じゅじゅにっき。樹木と野鳥に関する面白い話をご紹介します。

牛ほめ

2008年11月10日 | 木造建築
落語に「牛ほめ」というネタがあります。ある男が小遣いを稼ぐために、叔父さんが新築した家をほめに行き、ついでに牛をほめて落ちがつくというストーリーです。
その中で、ご隠居さんが家のほめ方を伝授するくだりがあります。「家は総体檜造り、表構えが総一面の栂(とが)造り、中に入ると土間が縮緬漆喰,上がり框が三間半節無しの桜、上にあがると畳が備後表の寄り縁、天井が薩摩杉の鶉杢(うずらもく)、奥へ通ると南天の床柱に黒柿の床框(とこがまち)…」。
順番に説明すると、檜は最高級の建築材、栂(とが=ツガ)はマツの仲間で、おそらく門構えなどの材に使われたのでしょう。桜は多分ヤマザクラ、薩摩杉の鶉杢とは美しい木目の出た屋久杉、南天は赤い実の成るナンテン、黒柿は柿の渋で黒い縞模様が入ったカキノキのこと。合計6種類の木材が登場します。

       
              (京都府の有形文化財、旧三上家)

下の写真は、落語に出てくる黒柿の床框(とこがまち)。実家に近い宮津市にある旧三上家のものです。宮津市には母の実家があり、私はこの町で生まれました。今はさびれてしまいましたが、江戸時代は港町として栄えていました。
三上家は回船業や酒造業、糸問屋を営む傍ら、宮津藩の財政や政治にも関わった名家で、その屋敷を京都府が有形文化財として保存しています。「牛ほめ」の主人公になったつもりで、帰省のついでに寄ってきました。

       
          (黒柿の床框。黒い模様に値打ちがある銘木です)

黒光りするケヤキの大黒柱、土間の上に渡した太いマツの梁など、昔ながらの重厚感あふれる造り。
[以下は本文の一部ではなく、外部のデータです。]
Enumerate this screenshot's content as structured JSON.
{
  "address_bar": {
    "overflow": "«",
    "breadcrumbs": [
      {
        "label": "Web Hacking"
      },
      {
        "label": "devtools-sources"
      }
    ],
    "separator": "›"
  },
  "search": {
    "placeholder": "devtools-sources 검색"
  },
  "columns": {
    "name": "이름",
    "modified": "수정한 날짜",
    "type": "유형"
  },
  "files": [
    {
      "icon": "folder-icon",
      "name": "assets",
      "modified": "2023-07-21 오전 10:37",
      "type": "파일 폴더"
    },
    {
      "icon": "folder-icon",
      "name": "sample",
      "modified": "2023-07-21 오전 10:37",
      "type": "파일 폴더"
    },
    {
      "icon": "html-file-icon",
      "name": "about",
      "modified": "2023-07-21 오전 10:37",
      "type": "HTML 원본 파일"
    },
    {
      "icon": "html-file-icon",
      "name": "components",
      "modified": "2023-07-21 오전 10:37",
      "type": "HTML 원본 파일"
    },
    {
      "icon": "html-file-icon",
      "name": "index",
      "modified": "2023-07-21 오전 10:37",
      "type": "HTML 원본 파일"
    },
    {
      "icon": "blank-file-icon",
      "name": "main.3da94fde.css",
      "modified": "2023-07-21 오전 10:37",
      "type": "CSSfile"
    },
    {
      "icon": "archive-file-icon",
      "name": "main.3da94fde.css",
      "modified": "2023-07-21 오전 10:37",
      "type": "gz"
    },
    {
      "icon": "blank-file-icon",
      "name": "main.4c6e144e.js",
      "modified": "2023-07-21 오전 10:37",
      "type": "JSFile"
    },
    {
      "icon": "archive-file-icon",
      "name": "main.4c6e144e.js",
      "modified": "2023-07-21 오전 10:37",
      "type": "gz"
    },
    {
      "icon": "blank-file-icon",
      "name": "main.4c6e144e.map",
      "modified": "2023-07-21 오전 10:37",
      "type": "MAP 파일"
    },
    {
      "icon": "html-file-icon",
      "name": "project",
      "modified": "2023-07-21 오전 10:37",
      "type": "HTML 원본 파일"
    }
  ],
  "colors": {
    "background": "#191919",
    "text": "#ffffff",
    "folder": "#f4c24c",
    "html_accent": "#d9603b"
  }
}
また、上で紹介した床框のクロガキとか、下の写真の床柱のカリンとか、和風建築の愛好家なら溜息が出るような銘木があちこちに使われています。

       
            (茶室の床柱はカリンの芯を磨き上げたもの)

       
       (床の間の違い棚は欅の玉杢、床柱は南天ではなく北山杉)

実家の近くにありながら訪れるのは初めてでしたが、予想以上にすごい屋敷でした。もう一度じっくり見学したいです。落語と違って、ほめても誰もお小遣いはくれませんが…。